The European Central Bank (ECB) surprised the global market on Thursday with its decision to cut its interest rates. The bank slashed its benchmark interest rate by a quarter percentage point to a record low 0.25% in order to support Euro zone growth. Marginal lending rate was also reduced to 0.75% from 1% while deposit facility rate remains unchanged.
Behind the Rate Cut
Though the Euro zone emerged from an 18-month recession in the second quarter with 0.3% expansion, the recovery still seems fragile. Tumbling inflation and higher unemployment might stall the burgeoning Euro zone economic recovery.
Inflation fell from 1.1% in September to a record low of 0.7% in October. The number is also well below the ECB inflation target of under 2%. Unemployment across the Euro zone remained at the record high of 12.2% in September (read: Europe ETF investing 101).
The European Commission (EU) expects unemployment in this 17-country bloc to remain near the record high until 2015 while inflation would be at lower levels of 1.5% this year and could further drop to 1.4% in 2015. This suggests that the Euro zone might experience a prolonged period of low inflation.
Thanks to weak private demand and investment, the agency sees the economy shrinking 0.4% this year, and slashed its economic growth outlook from 1.2% to 1.1% for the next year.
Euro Zone Grows Slow
Still, various data points suggest that the Euro zone is gaining momentum albeit at a slower pace despite low inflation and elevated unemployment (read: 3 European ETFs Leading the Recovery).
Economic and business confidence is rising in the 17-country bloc, indicating a new era of growth for the continent. In fact, the confidence indicator continued to rise in October for the sixth time with growth of 0.9%.
Further, Euro zone manufacturing activity accelerated in October for the fourth consecutive month to 51.3 from 51.1 in September. Germany, Ireland and Spain recorded robust growth while France and Greece failed to expand.
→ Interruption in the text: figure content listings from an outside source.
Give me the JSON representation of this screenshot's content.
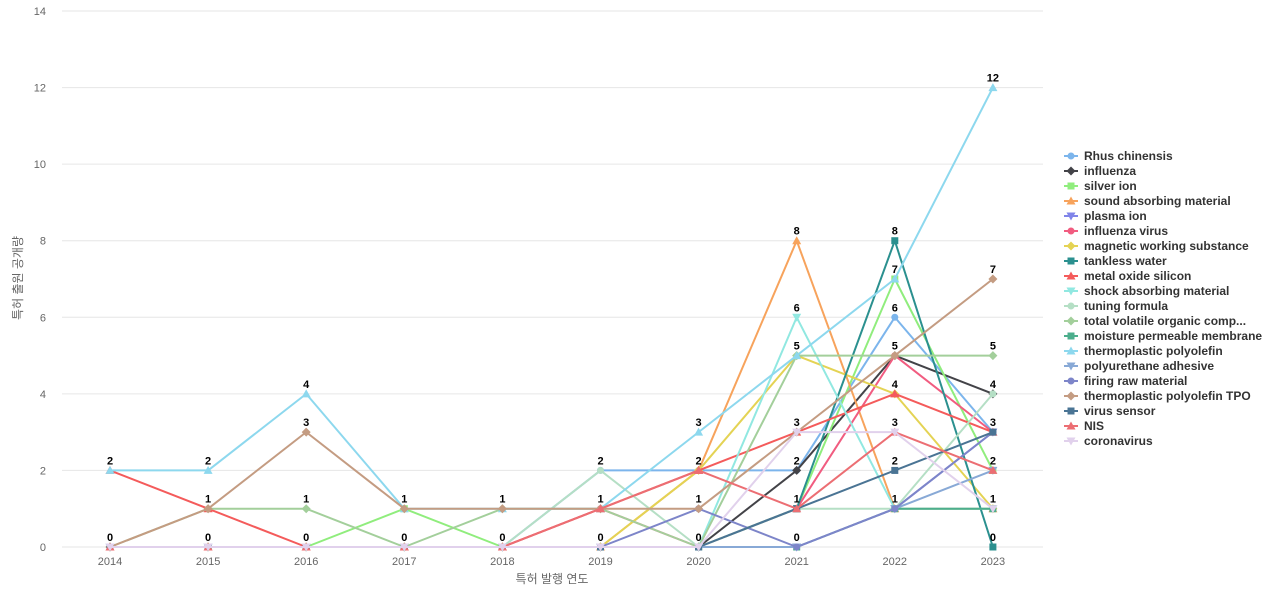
{
  "chart_data": {
    "type": "line",
    "title": "",
    "xlabel": "특허 발행 연도",
    "ylabel": "특허 출원 공개량",
    "ylim": [
      0,
      14
    ],
    "yticks": [
      0,
      2,
      4,
      6,
      8,
      10,
      12,
      14
    ],
    "categories": [
      "2014",
      "2015",
      "2016",
      "2017",
      "2018",
      "2019",
      "2020",
      "2021",
      "2022",
      "2023"
    ],
    "legend_position": "right",
    "grid": true,
    "series": [
      {
        "name": "Rhus chinensis",
        "color": "#7cb5ec",
        "marker": "circle",
        "values": [
          0,
          0,
          0,
          0,
          0,
          2,
          2,
          2,
          6,
          3
        ]
      },
      {
        "name": "influenza",
        "color": "#434348",
        "marker": "diamond",
        "values": [
          0,
          0,
          0,
          0,
          0,
          0,
          0,
          2,
          5,
          4
        ]
      },
      {
        "name": "silver ion",
        "color": "#90ed7d",
        "marker": "square",
        "values": [
          0,
          0,
          0,
          1,
          0,
          0,
          0,
          1,
          7,
          2
        ]
      },
      {
        "name": "sound absorbing material",
        "color": "#f7a35c",
        "marker": "triangle",
        "values": [
          0,
          0,
          0,
          0,
          0,
          0,
          2,
          8,
          1,
          1
        ]
      },
      {
        "name": "plasma ion",
        "color": "#8085e9",
        "marker": "triangle-down",
        "values": [
          0,
          0,
          0,
          0,
          0,
          0,
          0,
          0,
          1,
          3
        ]
      },
      {
        "name": "influenza virus",
        "color": "#f15c80",
        "marker": "circle",
        "values": [
          0,
          0,
          0,
          0,
          0,
          1,
          0,
          1,
          5,
          3
        ]
      },
      {
        "name": "magnetic working substance",
        "color": "#e4d354",
        "marker": "diamond",
        "values": [
          0,
          0,
          0,
          0,
          0,
          0,
          2,
          5,
          4,
          1
        ]
      },
      {
        "name": "tankless water",
        "color": "#2b908f",
        "marker": "square",
        "values": [
          0,
          0,
          0,
          0,
          0,
          0,
          0,
          1,
          8,
          0
        ]
      },
      {
        "name": "metal oxide silicon",
        "color": "#f45b5b",
        "marker": "triangle",
        "values": [
          2,
          1,
          0,
          0,
          0,
          1,
          2,
          3,
          4,
          3
        ]
      },
      {
        "name": "shock absorbing material",
        "color": "#91e8e1",
        "marker": "triangle-down",
        "values": [
          0,
          0,
          0,
          0,
          0,
          0,
          0,
          6,
          1,
          1
        ]
      },
      {
        "name": "tuning formula",
        "color": "#b5dfc5",
        "marker": "circle",
        "values": [
          0,
          0,
          0,
          0,
          0,
          2,
          0,
          1,
          1,
          4
        ]
      },
      {
        "name": "total volatile organic comp...",
        "color": "#a3cf9b",
        "marker": "diamond",
        "values": [
          0,
          1,
          1,
          0,
          1,
          1,
          0,
          5,
          5,
          5
        ]
      },
      {
        "name": "moisture permeable membrane",
        "color": "#4cae8c",
        "marker": "square",
        "values": [
          0,
          0,
          0,
          0,
          0,
          0,
          0,
          0,
          1,
          1
        ]
      },
      {
        "name": "thermoplastic polyolefin",
        "color": "#8dd8ee",
        "marker": "triangle",
        "values": [
          2,
          2,
          4,
          1,
          1,
          1,
          3,
          5,
          7,
          12
        ]
      },
      {
        "name": "polyurethane adhesive",
        "color": "#88a9d6",
        "marker": "triangle-down",
        "values": [
          0,
          0,
          0,
          0,
          0,
          0,
          0,
          0,
          1,
          2
        ]
      },
      {
        "name": "firing raw material",
        "color": "#7d85c9",
        "marker": "circle",
        "values": [
          0,
          0,
          0,
          0,
          0,
          0,
          1,
          0,
          1,
          3
        ]
      },
      {
        "name": "thermoplastic polyolefin TPO",
        "color": "#c49c82",
        "marker": "diamond",
        "values": [
          0,
          1,
          3,
          1,
          1,
          1,
          1,
          3,
          5,
          7
        ]
      },
      {
        "name": "virus sensor",
        "color": "#4a7494",
        "marker": "square",
        "values": [
          0,
          0,
          0,
          0,
          0,
          0,
          0,
          1,
          2,
          3
        ]
      },
      {
        "name": "NIS",
        "color": "#ec6e73",
        "marker": "triangle",
        "values": [
          0,
          0,
          0,
          0,
          0,
          1,
          2,
          1,
          3,
          2
        ]
      },
      {
        "name": "coronavirus",
        "color": "#e1d1ec",
        "marker": "triangle-down",
        "values": [
          0,
          0,
          0,
          0,
          0,
          0,
          0,
          3,
          3,
          1
        ]
      }
    ],
    "data_labels": [
      {
        "x": "2014",
        "y": 2,
        "text": "2"
      },
      {
        "x": "2014",
        "y": 0,
        "text": "0"
      },
      {
        "x": "2015",
        "y": 2,
        "text": "2"
      },
      {
        "x": "2015",
        "y": 1,
        "text": "1"
      },
      {
        "x": "2015",
        "y": 0,
        "text": "0"
      },
      {
        "x": "2016",
        "y": 4,
        "text": "4"
      },
      {
        "x": "2016",
        "y": 3,
        "text": "3"
      },
      {
        "x": "2016",
        "y": 1,
        "text": "1"
      },
      {
        "x": "2016",
        "y": 0,
        "text": "0"
      },
      {
        "x": "2017",
        "y": 1,
        "text": "1"
      },
      {
        "x": "2017",
        "y": 0,
        "text": "0"
      },
      {
        "x": "2018",
        "y": 1,
        "text": "1"
      },
      {
        "x": "2018",
        "y": 0,
        "text": "0"
      },
      {
        "x": "2019",
        "y": 2,
        "text": "2"
      },
      {
        "x": "2019",
        "y": 1,
        "text": "1"
      },
      {
        "x": "2019",
        "y": 0,
        "text": "0"
      },
      {
        "x": "2020",
        "y": 3,
        "text": "3"
      },
      {
        "x": "2020",
        "y": 2,
        "text": "2"
      },
      {
        "x": "2020",
        "y": 1,
        "text": "1"
      },
      {
        "x": "2020",
        "y": 0,
        "text": "0"
      },
      {
        "x": "2021",
        "y": 8,
        "text": "8"
      },
      {
        "x": "2021",
        "y": 6,
        "text": "6"
      },
      {
        "x": "2021",
        "y": 5,
        "text": "5"
      },
      {
        "x": "2021",
        "y": 3,
        "text": "3"
      },
      {
        "x": "2021",
        "y": 2,
        "text": "2"
      },
      {
        "x": "2021",
        "y": 1,
        "text": "1"
      },
      {
        "x": "2021",
        "y": 0,
        "text": "0"
      },
      {
        "x": "2022",
        "y": 8,
        "text": "8"
      },
      {
        "x": "2022",
        "y": 7,
        "text": "7"
      },
      {
        "x": "2022",
        "y": 6,
        "text": "6"
      },
      {
        "x": "2022",
        "y": 5,
        "text": "5"
      },
      {
        "x": "2022",
        "y": 4,
        "text": "4"
      },
      {
        "x": "2022",
        "y": 3,
        "text": "3"
      },
      {
        "x": "2022",
        "y": 2,
        "text": "2"
      },
      {
        "x": "2022",
        "y": 1,
        "text": "1"
      },
      {
        "x": "2023",
        "y": 12,
        "text": "12"
      },
      {
        "x": "2023",
        "y": 7,
        "text": "7"
      },
      {
        "x": "2023",
        "y": 5,
        "text": "5"
      },
      {
        "x": "2023",
        "y": 4,
        "text": "4"
      },
      {
        "x": "2023",
        "y": 3,
        "text": "3"
      },
      {
        "x": "2023",
        "y": 2,
        "text": "2"
      },
      {
        "x": "2023",
        "y": 1,
        "text": "1"
      },
      {
        "x": "2023",
        "y": 0,
        "text": "0"
      }
    ]
  }
}
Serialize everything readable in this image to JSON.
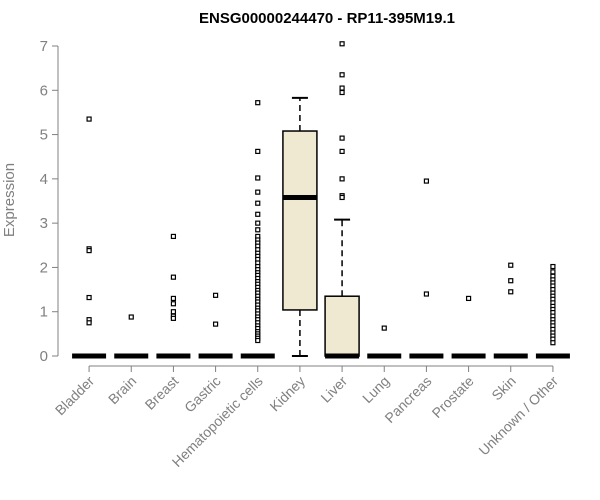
{
  "chart_data": {
    "type": "boxplot",
    "title": "ENSG00000244470 - RP11-395M19.1",
    "ylabel": "Expression",
    "xlabel": "",
    "ylim": [
      0,
      7
    ],
    "yticks": [
      0,
      1,
      2,
      3,
      4,
      5,
      6,
      7
    ],
    "box_fill": "#efe9d2",
    "categories": [
      "Bladder",
      "Brain",
      "Breast",
      "Gastric",
      "Hematopoietic cells",
      "Kidney",
      "Liver",
      "Lung",
      "Pancreas",
      "Prostate",
      "Skin",
      "Unknown / Other"
    ],
    "series": [
      {
        "category": "Bladder",
        "min": 0,
        "q1": 0,
        "median": 0,
        "q3": 0,
        "max": 0,
        "outliers": [
          5.35,
          2.42,
          2.38,
          1.32,
          0.82,
          0.75
        ]
      },
      {
        "category": "Brain",
        "min": 0,
        "q1": 0,
        "median": 0,
        "q3": 0,
        "max": 0,
        "outliers": [
          0.88
        ]
      },
      {
        "category": "Breast",
        "min": 0,
        "q1": 0,
        "median": 0,
        "q3": 0,
        "max": 0,
        "outliers": [
          2.7,
          1.78,
          1.3,
          1.18,
          1.0,
          0.9,
          0.85
        ]
      },
      {
        "category": "Gastric",
        "min": 0,
        "q1": 0,
        "median": 0,
        "q3": 0,
        "max": 0,
        "outliers": [
          1.37,
          0.72
        ]
      },
      {
        "category": "Hematopoietic cells",
        "min": 0,
        "q1": 0,
        "median": 0,
        "q3": 0,
        "max": 0,
        "outliers": [
          5.72,
          4.62,
          4.02,
          3.7,
          3.45,
          3.2,
          3.0,
          2.85,
          2.7,
          2.62,
          2.55,
          2.48,
          2.4,
          2.32,
          2.25,
          2.18,
          2.1,
          2.02,
          1.95,
          1.88,
          1.82,
          1.75,
          1.68,
          1.62,
          1.55,
          1.48,
          1.42,
          1.35,
          1.28,
          1.22,
          1.15,
          1.08,
          1.02,
          0.95,
          0.88,
          0.82,
          0.75,
          0.68,
          0.62,
          0.55,
          0.5,
          0.45,
          0.4,
          0.35
        ]
      },
      {
        "category": "Kidney",
        "min": 0,
        "q1": 1.04,
        "median": 3.58,
        "q3": 5.08,
        "max": 5.83,
        "outliers": []
      },
      {
        "category": "Liver",
        "min": 0,
        "q1": 0,
        "median": 0,
        "q3": 1.35,
        "max": 3.08,
        "outliers": [
          7.05,
          6.35,
          6.05,
          5.95,
          4.92,
          4.62,
          4.0,
          3.62,
          3.58
        ]
      },
      {
        "category": "Lung",
        "min": 0,
        "q1": 0,
        "median": 0,
        "q3": 0,
        "max": 0,
        "outliers": [
          0.63
        ]
      },
      {
        "category": "Pancreas",
        "min": 0,
        "q1": 0,
        "median": 0,
        "q3": 0,
        "max": 0,
        "outliers": [
          3.95,
          1.4
        ]
      },
      {
        "category": "Prostate",
        "min": 0,
        "q1": 0,
        "median": 0,
        "q3": 0,
        "max": 0,
        "outliers": [
          1.3
        ]
      },
      {
        "category": "Skin",
        "min": 0,
        "q1": 0,
        "median": 0,
        "q3": 0,
        "max": 0,
        "outliers": [
          2.05,
          1.7,
          1.45
        ]
      },
      {
        "category": "Unknown / Other",
        "min": 0,
        "q1": 0,
        "median": 0,
        "q3": 0,
        "max": 0,
        "outliers": [
          2.02,
          1.9,
          1.8,
          1.72,
          1.65,
          1.58,
          1.5,
          1.42,
          1.35,
          1.28,
          1.2,
          1.12,
          1.05,
          0.98,
          0.9,
          0.82,
          0.75,
          0.68,
          0.6,
          0.52,
          0.45,
          0.38,
          0.3
        ]
      }
    ]
  }
}
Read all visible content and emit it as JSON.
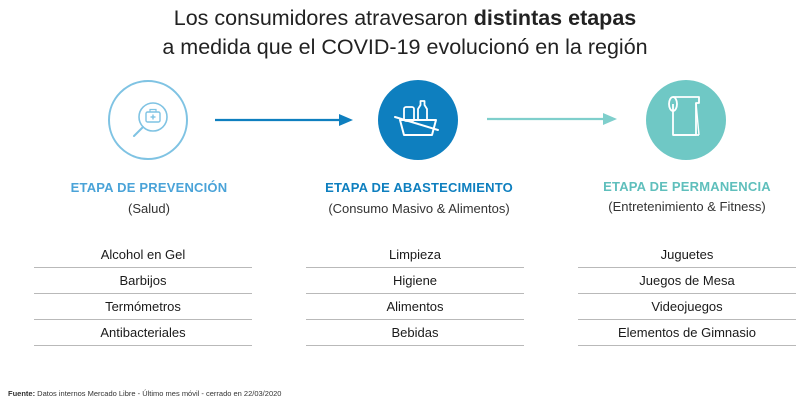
{
  "title": {
    "line1_prefix": "Los consumidores atravesaron ",
    "line1_bold": "distintas etapas",
    "line2": "a medida que el COVID-19 evolucionó en la región"
  },
  "stages": [
    {
      "title": "ETAPA DE PREVENCIÓN",
      "subtitle": "(Salud)",
      "color": "#4aa3d8",
      "icon": "first-aid-magnifier-icon",
      "items": [
        "Alcohol en Gel",
        "Barbijos",
        "Termómetros",
        "Antibacteriales"
      ]
    },
    {
      "title": "ETAPA DE ABASTECIMIENTO",
      "subtitle": "(Consumo Masivo & Alimentos)",
      "color": "#0e7fbf",
      "icon": "shopping-basket-icon",
      "items": [
        "Limpieza",
        "Higiene",
        "Alimentos",
        "Bebidas"
      ]
    },
    {
      "title": "ETAPA DE PERMANENCIA",
      "subtitle": "(Entretenimiento & Fitness)",
      "color": "#6fc8c5",
      "icon": "yoga-mat-icon",
      "items": [
        "Juguetes",
        "Juegos de Mesa",
        "Videojuegos",
        "Elementos de Gimnasio"
      ]
    }
  ],
  "footer": {
    "label": "Fuente:",
    "text": " Datos internos Mercado Libre - Último mes móvil - cerrado en 22/03/2020"
  }
}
In an effort to support the Euro zone’s revival, the ECB President – Mario Draghi – is committed to provide ample liquidity to banks when needed until at least July 2015.
The surprise move by ECB led to a sharp sell-off of the euro against the U.S. dollar. The euro fell 0.8% against the greenback on Thursday at the close after slipping as much as 1.6% on the day, which marks the biggest drop in two years.
This poor performance was also felt in the ETF world, with euro currency ETFs falling in intraday trade. This downward trend is expected to continue only for a few days if history is any guide. The euro was down nearly 3% over the past 10 days but is up 1.6% so far this year.
So investors could definitely take advantage of the current pullback and consider the following two ETFs for their exposure if you believe that the worst is over for the euro (see: all the Currency ETFs here):
How to Play?
CurrencyShares Euro Trust (FXE - Free Report)
This fund is a great way to play a rise in the euro relative to the U.S. dollar. It tracks the movement of the euro relative to the USD, net of the Trust expenses, which are expected to be paid from the interest earned on the deposited euros.
The ETF has amassed $201.7 million in its asset base and sees a good volume of more than 420,000 shares a day. The product has an expense ratio of 0.40%. FXE generated returns of nearly 2% in the year-to-date time frame while it has lost 2.79% in the past 10 trading sessions (read: Play a Resurgent Europe with These ETFs).
iPath EUR/USD Exchange Rate ETN
This fund seeks to match the performance and yield of the EUR/USD exchange rate before fees and expenses. The fund holds 100% of its assets in EUR. The product not only provides a core investment opportunity in the currency space but also enables investors holding a well-diversified portfolio, to hedge their position against foreign exchange fluctuation.
Still, ERO has failed to attract investors with just $5.8 million in AUM and less than 1,300 shares in average daily volume. This suggests that investors have to pay an additional cost in the form of wide bid/ask spread beyond the expense ratio of 0.40%. The note was down 0.23% in the last 10 days while it has added 0.67% in the year-to-date period.